ZINGARACCIA

Non mi nascondo dietro al dito mignolo. Non potrei farlo nemmeno dopo dieci diete a zona. Faccio fatica: non capisco, non riesco a capire il mondo Rom. Ho girato mezzo mondo, ne ho viste di cotte, di crude e di crudissime, ma solo “gli zingari” riescono a dare corpo allo stereotipo che ho appollaiato nella cabeza. Se vedo una zingara a dieci metri da me, metto in automatico mano al portafoglio per controllare se è ancora al suo posto. Poi a rubarlo ci penserà il signore in giacca e cravatta alle mie spalle sulla scala mobile della metro. Perché questo è lo stereotipo, ti punisce sempre, è implacabile.

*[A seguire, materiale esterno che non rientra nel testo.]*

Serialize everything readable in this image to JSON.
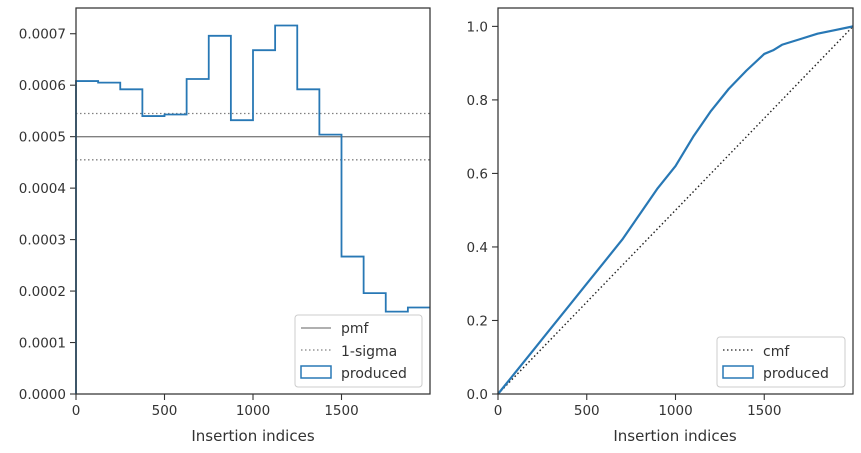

Ma visto che non riesco, non sono capace, non ci arrivo, cosa faccio? Facile, in teoria. Chiedo lumi alla Classe Dirigente. Chiedo la testimonianza, l’esempio, l’indirizzo, il modo per buttare nel cesso, una volta per tutte, il mio stereotipo zingaro e far fare un passo in avanti alla mia civilizzazione. Invece, la Classe Dirigente invoca le “ruspe” contro le “zingaracce” e rende ancora più vivo e plastico lo stereotipo. Lo ingrassa come pollo di batteria. Eppure so che è un gioco pericoloso, molto pericoloso, perché ho letto tanti (troppi?) libri di storia.
Vorrei che questa onda anomala di merda si placasse e che finisse la quotidiana caccia mediatica al negro, all’omosessuale, alla zingara. Non ho voglia, nessuna voglia, di finire, per colpa di uno stereotipo, in un capitolo triste del libro di storia di mio nipote.